Reasons for Judgment
Delivered by the Honourable Justice S.N. Latimer
on April 9, 2018 at Kitchener, Ontario
Section 486.4(2.1) Criminal Code publication ban
Appearances
C. Jennison – Counsel for the Provincial Crown
H. Mattson – Counsel for D.W.
Reasons for Judgment
LATIMER, J. (Orally):
Introduction
D.W. is charged that on March 7, 2017, he assaulted his daughter, M., by spanking her excessively in a manner that would be deemed unreasonable by Section 43 of the Criminal Code.
On the basis of the evidence adduced the defence acknowledged the key issue is the identity of M.'s assailant. The Crown theory is that the relevant application of force occurred in the morning on March 7th during a time when the defendant had the exclusive opportunity to commit the offence.
I should say at the outset there is a strong temptation in a case of this kind to approach the evidence in an inquiry-like format to ask "who is most likely to have committed this offence". Despite this temptation, I expressly remind myself that the criminal burden of proof requires me to ask a different question - has the Crown proven beyond a reasonable doubt that D.W. committed the offence of assault.
Facts
M.W., a five-year old girl, was brought to McMaster Children's Hospital on March 7, 2017, as a result of a joint CAS police investigation that had begun earlier in the day. They arrived at the hospital at 6:47 p.m. and were seen approximately one hour later. M. was brought by her parents, D. and K.W.
Dr. John Burke Baird is a doctor on staff at the Children's Hospital.
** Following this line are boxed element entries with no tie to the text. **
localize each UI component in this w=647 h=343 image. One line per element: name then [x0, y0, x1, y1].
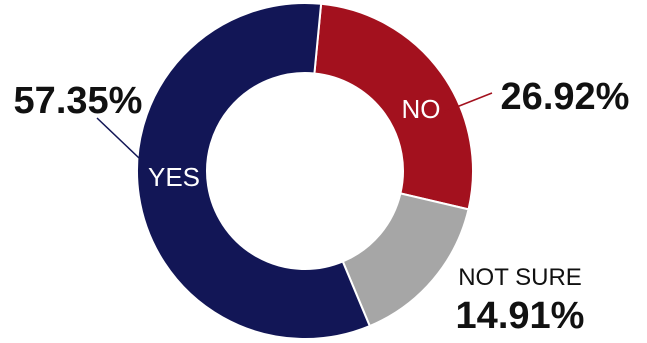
donut-slices	[136, 2, 474, 340]
slice-label-yes: YES	[148, 162, 200, 192]
slice-label-no: NO	[402, 94, 441, 124]
value-label-yes: 57.35%	[14, 80, 143, 122]
slice-yes	[136, 2, 372, 340]
value-label-no: 26.92%	[501, 76, 630, 118]
slice-no	[313, 2, 474, 211]
leader-line-yes	[96, 117, 140, 159]
leader-line-no	[443, 92, 493, 113]
value-label-not-sure: 14.91%	[456, 295, 585, 337]
slice-label-not-sure: NOT SURE	[458, 264, 582, 291]
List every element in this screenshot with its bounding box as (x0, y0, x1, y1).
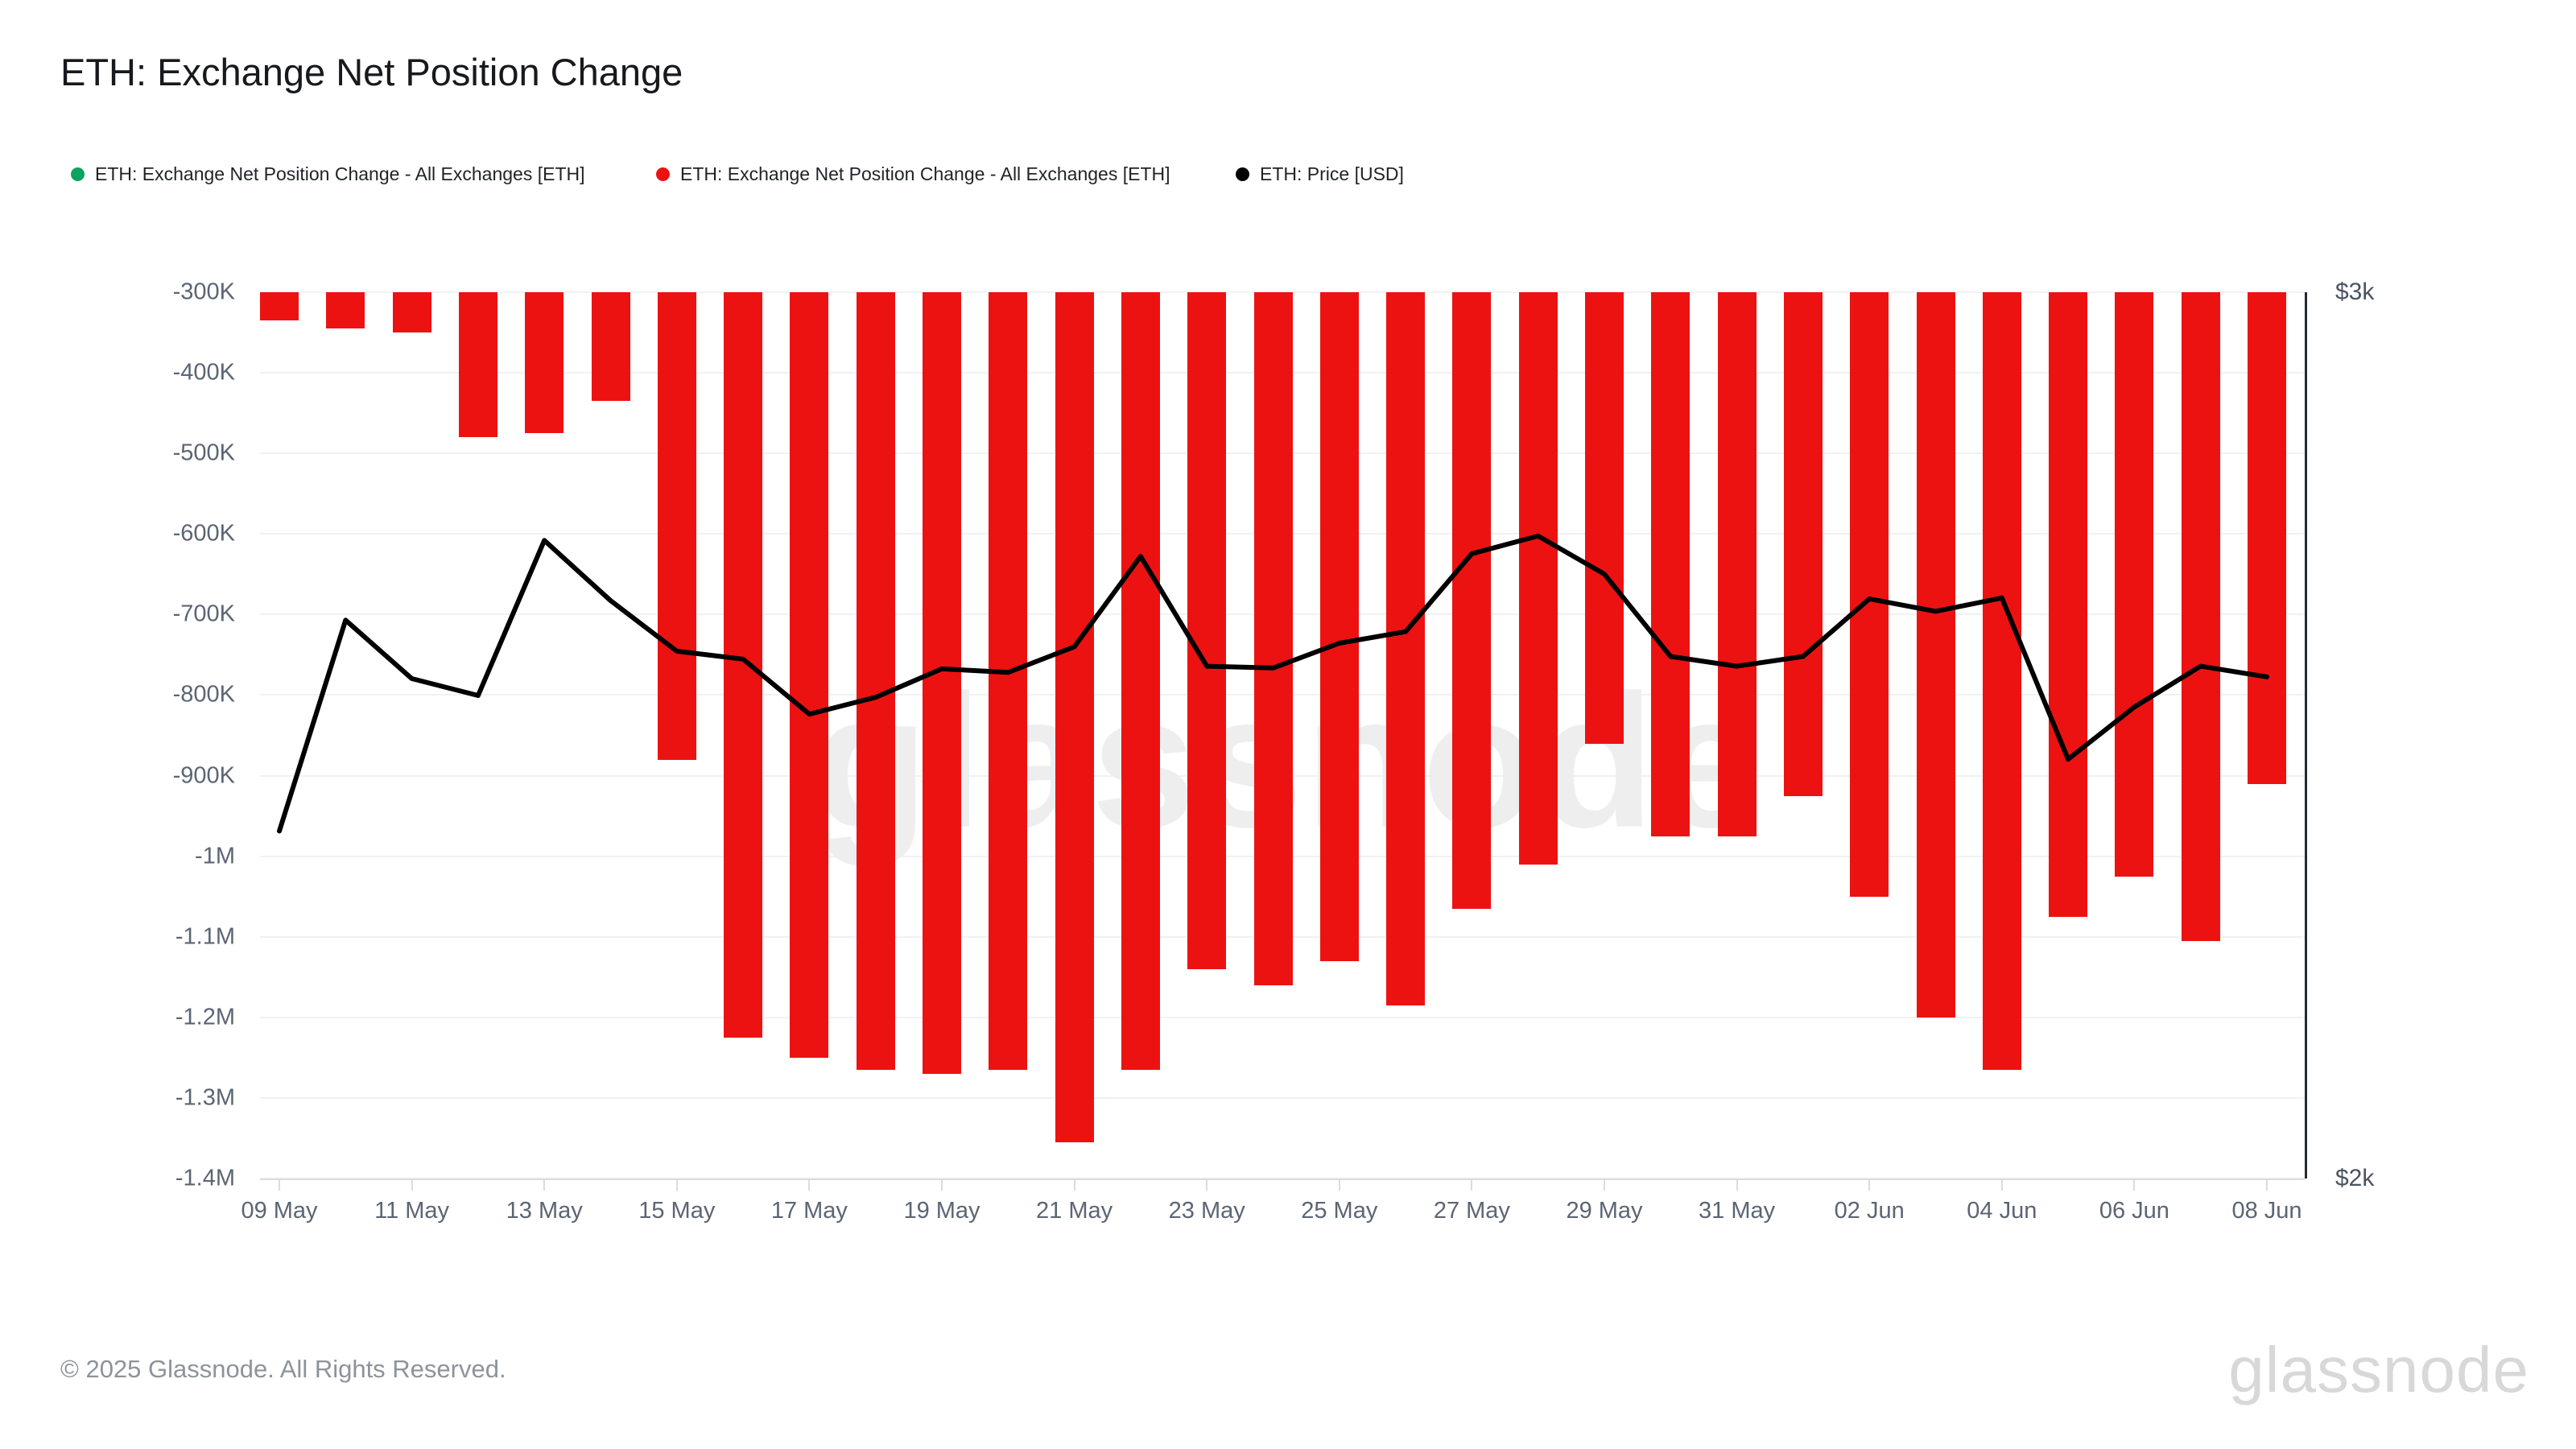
bar (458, 292, 497, 438)
right-axis-line (2305, 292, 2307, 1179)
x-axis-tick (1868, 1179, 1871, 1191)
bar (1121, 292, 1160, 1070)
red-dot-icon (656, 167, 670, 181)
bar (326, 292, 365, 329)
x-axis-tick-label: 21 May (1036, 1198, 1113, 1224)
x-axis-tick-label: 08 Jun (2231, 1198, 2302, 1224)
legend-item-net-position-red[interactable]: ETH: Exchange Net Position Change - All … (656, 158, 1170, 190)
x-axis-tick (1471, 1179, 1473, 1191)
bar (2248, 292, 2286, 784)
y-axis-tick-label: -900K (172, 762, 235, 789)
y-axis-tick-label: -500K (172, 440, 235, 466)
x-axis-tick-label: 15 May (638, 1198, 716, 1224)
x-axis-tick-label: 11 May (374, 1198, 450, 1224)
bar (260, 292, 299, 321)
bar (856, 292, 895, 1070)
legend-item-net-position-green[interactable]: ETH: Exchange Net Position Change - All … (71, 158, 585, 190)
bar (1319, 292, 1359, 961)
black-dot-icon (1236, 167, 1249, 181)
bar (525, 292, 564, 434)
bar (1717, 292, 1757, 836)
x-axis-tick-label: 17 May (770, 1198, 848, 1224)
y-axis-tick-label: -800K (172, 681, 235, 708)
y-axis-tick-label: -300K (172, 279, 235, 305)
legend: ETH: Exchange Net Position Change - All … (0, 158, 2576, 190)
x-axis-tick (2000, 1179, 2003, 1191)
y-axis-tick-label: -1M (195, 843, 235, 869)
x-axis-tick-label: 27 May (1433, 1198, 1510, 1224)
x-axis-tick (1073, 1179, 1075, 1191)
glassnode-logo: glassnode (2228, 1334, 2529, 1406)
x-axis-tick-label: 06 Jun (2099, 1198, 2169, 1224)
x-axis-tick (411, 1179, 413, 1191)
bar (1651, 292, 1690, 836)
legend-item-price[interactable]: ETH: Price [USD] (1236, 158, 1404, 190)
bar (2181, 292, 2220, 941)
x-axis-tick-label: 25 May (1301, 1198, 1378, 1224)
y-axis-tick-label: -1.4M (175, 1165, 235, 1191)
x-axis-tick-label: 13 May (506, 1198, 583, 1224)
legend-label: ETH: Exchange Net Position Change - All … (680, 163, 1170, 184)
bar (1055, 292, 1094, 1142)
y-axis-tick-label: -400K (172, 359, 235, 386)
y-gridline (260, 1096, 2305, 1099)
bar (657, 292, 696, 760)
bar (392, 292, 431, 333)
bar (1585, 292, 1624, 744)
bar (1253, 292, 1293, 985)
y-axis-tick-label: -600K (172, 520, 235, 547)
x-axis-tick (1604, 1179, 1605, 1191)
legend-label: ETH: Price [USD] (1260, 163, 1404, 184)
bar (724, 292, 763, 1038)
x-axis-tick-label: 19 May (903, 1198, 980, 1224)
bar (1916, 292, 1955, 1018)
y-axis-tick-label: -1.2M (175, 1004, 235, 1030)
bar (2049, 292, 2088, 917)
right-axis-tick-label: $3k (2335, 279, 2375, 305)
y-axis-tick-label: -1.1M (175, 923, 235, 950)
bar (591, 292, 630, 402)
x-axis-tick (543, 1179, 546, 1191)
bar (1982, 292, 2021, 1070)
x-axis-baseline (260, 1179, 2305, 1180)
x-axis-tick (1736, 1179, 1738, 1191)
x-axis-tick (941, 1179, 943, 1191)
right-axis-tick-label: $2k (2335, 1165, 2375, 1191)
y-gridline (260, 1016, 2305, 1018)
x-axis-tick-label: 02 Jun (1834, 1198, 1905, 1224)
green-dot-icon (71, 167, 85, 181)
x-axis-tick-label: 31 May (1699, 1198, 1776, 1224)
x-axis-tick (1338, 1179, 1340, 1191)
bar (1850, 292, 1889, 897)
bar (989, 292, 1028, 1070)
page-title: ETH: Exchange Net Position Change (60, 51, 683, 93)
bar (1783, 292, 1823, 796)
x-axis-tick-label: 04 Jun (1967, 1198, 2037, 1224)
x-axis-tick (2133, 1179, 2136, 1191)
bar (1187, 292, 1227, 969)
x-axis-tick (2266, 1179, 2268, 1191)
price-polyline (277, 533, 2269, 834)
x-axis-tick-label: 29 May (1566, 1198, 1643, 1224)
x-axis-tick (808, 1179, 811, 1191)
x-axis-tick (675, 1179, 678, 1191)
x-axis-tick-label: 23 May (1168, 1198, 1245, 1224)
bar (1518, 292, 1558, 865)
x-axis-tick (279, 1179, 280, 1191)
copyright-text: © 2025 Glassnode. All Rights Reserved. (60, 1355, 506, 1383)
legend-label: ETH: Exchange Net Position Change - All … (95, 163, 585, 184)
y-axis-tick-label: -700K (172, 601, 235, 627)
bar (1452, 292, 1492, 909)
bar (2115, 292, 2154, 877)
bar (1386, 292, 1426, 1005)
x-axis-tick (1206, 1179, 1208, 1191)
bar (790, 292, 829, 1058)
x-axis-tick-label: 09 May (241, 1198, 318, 1224)
y-axis-tick-label: -1.3M (175, 1084, 235, 1111)
bar (923, 292, 961, 1074)
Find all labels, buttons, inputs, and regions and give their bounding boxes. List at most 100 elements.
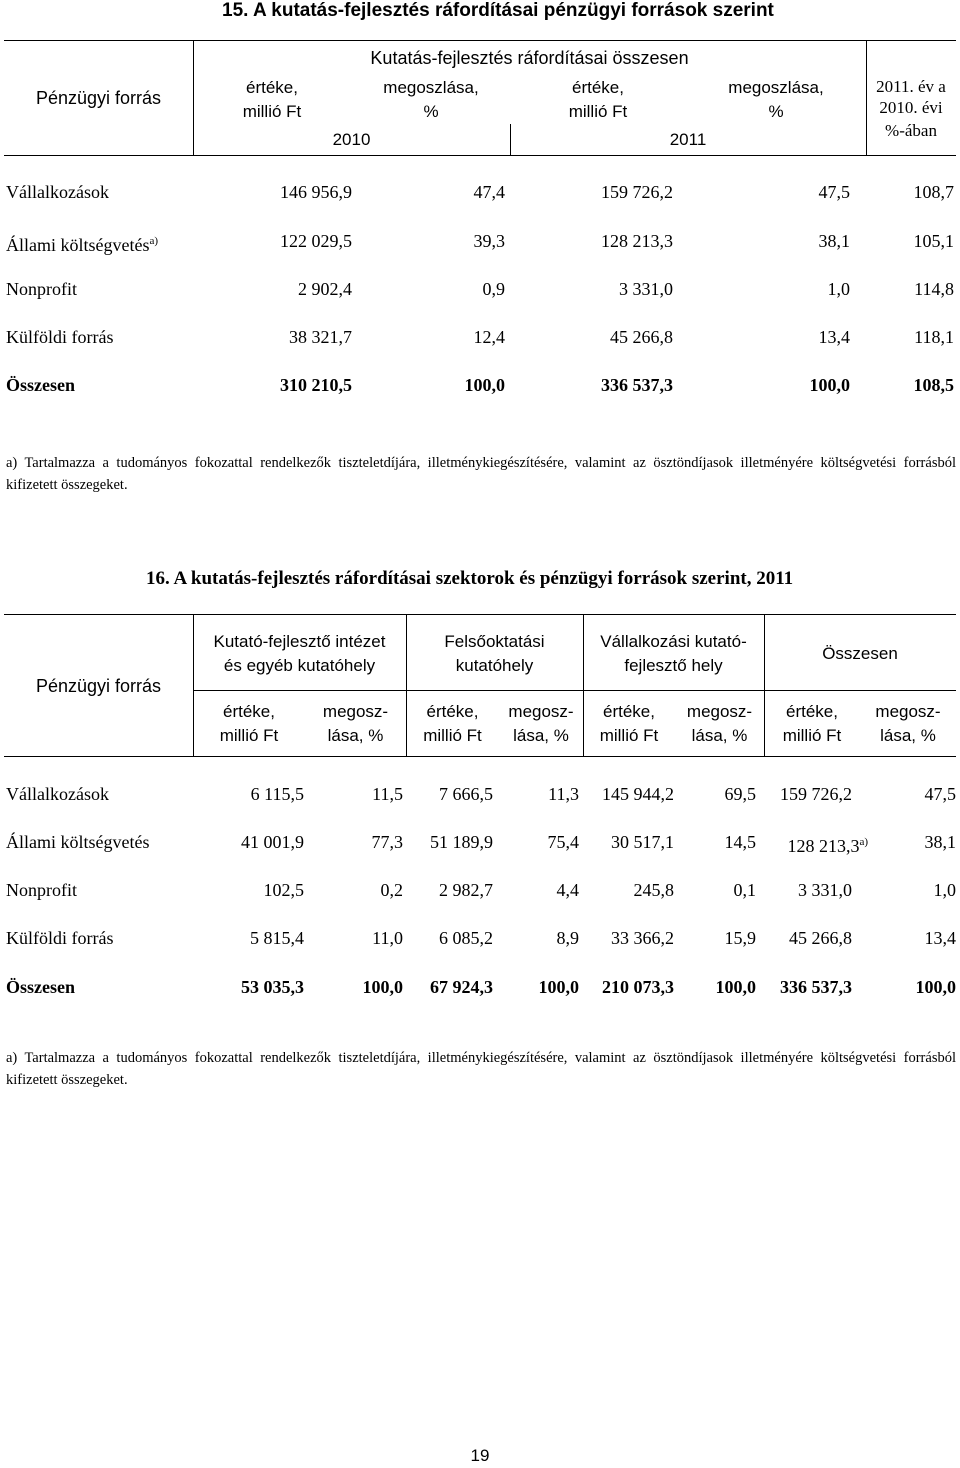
table15-col4-header: megoszlása,% — [728, 78, 824, 121]
table15-col2-header: megoszlása,% — [383, 78, 479, 121]
share-cell: 100,0 — [915, 977, 957, 997]
table16-label-divider — [193, 614, 194, 756]
table15-year-divider — [510, 124, 511, 155]
share-cell: 75,4 — [547, 832, 580, 852]
table15-year-2010: 2010 — [332, 130, 371, 149]
table16-group-header: Vállalkozási kutató-fejlesztő hely — [600, 632, 747, 675]
share-cell: 47,5 — [924, 784, 957, 804]
table15-year-2011: 2011 — [669, 130, 707, 149]
table16-share-header: megosz-lása, % — [686, 702, 753, 745]
value-cell: 245,8 — [633, 880, 675, 900]
value-cell: 51 189,9 — [430, 832, 493, 852]
share-cell: 0,1 — [733, 880, 757, 900]
share-cell: 8,9 — [556, 928, 580, 948]
share-cell: 38,1 — [924, 832, 957, 852]
value-cell: 6 085,2 — [439, 928, 493, 948]
table16-group-divider — [583, 614, 584, 756]
table16-share-header: megosz-lása, % — [508, 702, 574, 745]
value-cell: 2 902,4 — [298, 279, 352, 299]
table15-top-border — [4, 40, 956, 41]
row-label: Vállalkozások — [6, 784, 109, 804]
share-cell: 12,4 — [473, 327, 506, 347]
table15-col1-header: értéke, millió Ft — [242, 78, 302, 121]
share-cell: 11,5 — [372, 784, 403, 804]
row-label: Külföldi forrás — [6, 327, 114, 347]
table16-top-border — [4, 614, 956, 615]
share-cell: 1,0 — [933, 880, 957, 900]
row-label: Összesen — [6, 977, 75, 997]
value-cell: 210 073,3 — [602, 977, 674, 997]
value-cell: 3 331,0 — [798, 880, 852, 900]
share-cell: 14,5 — [724, 832, 757, 852]
table15-label-divider — [193, 40, 194, 155]
row-label: Nonprofit — [6, 880, 77, 900]
share-cell: 0,9 — [482, 279, 506, 299]
value-cell: 2 982,7 — [439, 880, 493, 900]
share-cell: 11,0 — [372, 928, 403, 948]
table15-title: 15. A kutatás-fejlesztés ráfordításai pé… — [222, 0, 774, 21]
value-cell: 128 213,3a) — [787, 836, 868, 856]
table16-subheader-border — [193, 690, 956, 691]
table15-last-col-divider — [866, 40, 867, 155]
row-label: Vállalkozások — [6, 182, 109, 202]
table15-row-label-header: Pénzügyi forrás — [35, 88, 162, 108]
share-cell: 100,0 — [464, 375, 506, 395]
row-label: Külföldi forrás — [6, 928, 114, 948]
table15-col5-header: 2011. év a 2010. évi %-ában — [876, 77, 946, 140]
value-cell: 33 366,2 — [611, 928, 674, 948]
value-cell: 102,5 — [263, 880, 305, 900]
value-cell: 53 035,3 — [241, 977, 304, 997]
table15-header-bottom-border — [4, 155, 956, 156]
share-cell: 39,3 — [473, 231, 506, 251]
share-cell: 15,9 — [724, 928, 757, 948]
value-cell: 310 210,5 — [280, 375, 352, 395]
index-cell: 105,1 — [913, 231, 955, 251]
value-cell: 146 956,9 — [280, 182, 352, 202]
value-cell: 38 321,7 — [289, 327, 352, 347]
table16-group-header: Felsőoktatási kutatóhely — [444, 632, 545, 675]
share-cell: 77,3 — [371, 832, 404, 852]
share-cell: 100,0 — [538, 977, 580, 997]
value-cell: 159 726,2 — [601, 182, 673, 202]
share-cell: 100,0 — [715, 977, 757, 997]
share-cell: 4,4 — [556, 880, 580, 900]
table16-value-header: értéke, millió Ft — [219, 702, 279, 745]
table16-group-header: Kutató-fejlesztő intézet és egyéb kutatóh… — [213, 632, 386, 675]
value-cell: 45 266,8 — [610, 327, 673, 347]
share-cell: 100,0 — [362, 977, 404, 997]
value-cell: 30 517,1 — [611, 832, 674, 852]
value-cell: 159 726,2 — [780, 784, 852, 804]
share-cell: 13,4 — [818, 327, 851, 347]
share-cell: 38,1 — [818, 231, 851, 251]
share-cell: 1,0 — [827, 279, 851, 299]
value-cell: 128 213,3 — [601, 231, 673, 251]
index-cell: 108,5 — [913, 375, 955, 395]
table16-value-header: értéke, millió Ft — [782, 702, 842, 745]
share-cell: 47,5 — [818, 182, 851, 202]
value-cell: 5 815,4 — [250, 928, 304, 948]
table16-value-header: értéke, millió Ft — [423, 702, 482, 745]
page-number: 19 — [470, 1446, 490, 1465]
table16-share-header: megosz-lása, % — [875, 702, 941, 745]
table16-footnote: a) Tartalmazza a tudományos fokozattal r… — [6, 1050, 956, 1088]
value-cell: 336 537,3 — [780, 977, 852, 997]
row-label: Összesen — [6, 375, 75, 395]
table16-header-bottom-border — [4, 756, 956, 757]
table16-value-header: értéke, millió Ft — [599, 702, 659, 745]
table16-title: 16. A kutatás-fejlesztés ráfordításai sz… — [146, 568, 794, 589]
share-cell: 13,4 — [924, 928, 957, 948]
index-cell: 118,1 — [914, 327, 954, 347]
value-cell: 7 666,5 — [439, 784, 493, 804]
share-cell: 69,5 — [724, 784, 757, 804]
table16-share-header: megosz-lása, % — [322, 702, 389, 745]
value-cell: 6 115,5 — [250, 784, 304, 804]
value-cell: 45 266,8 — [789, 928, 852, 948]
table16-group-header: Összesen — [822, 644, 898, 663]
index-cell: 114,8 — [914, 279, 954, 299]
share-cell: 100,0 — [809, 375, 851, 395]
table15-footnote: a) Tartalmazza a tudományos fokozattal r… — [6, 455, 956, 493]
value-cell: 3 331,0 — [619, 279, 673, 299]
share-cell: 47,4 — [473, 182, 506, 202]
value-cell: 122 029,5 — [280, 231, 352, 251]
value-cell: 336 537,3 — [601, 375, 673, 395]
His specialization is pediatrics and, in particular, child maltreatment. He was qualified on consent in this case to give opinion evidence in both areas before me.
During his testimony, Dr. Baird adopted a prior report that is an exhibit that he had written discussing his various findings in relation to M. What is presently relevant are his observations of obvious and severe bruising to her buttocks.
Dr. Baird testified generally about how bruising occurs in the human body. Our bodies have the capacity to absorb a certain amount of force without internal or external injury. The amount of that force depends on the part of the body to which force is being applied and the relative fleshiness of the contact point. Bruising occurs when the force exceeds what the particular part of the body can bear and as a result localized damage is caused to nearby blood vessels. This causes blood to leak into the surrounding tissue causing a chemical breakdown that results in the discolouration we commonly associate with bruising. It is not medically possible to age a bruise on the basis of an external examination as bruises of a similar age can look quite different, and bruises of different ages can look quite similar. A bruise can be externally visible for up to a period of weeks. Dr. Baird could not put a date to the injuries to M.'s buttocks but did agree that it could have been caused on the morning of March 7th between 9:30 and 12:30 p.m.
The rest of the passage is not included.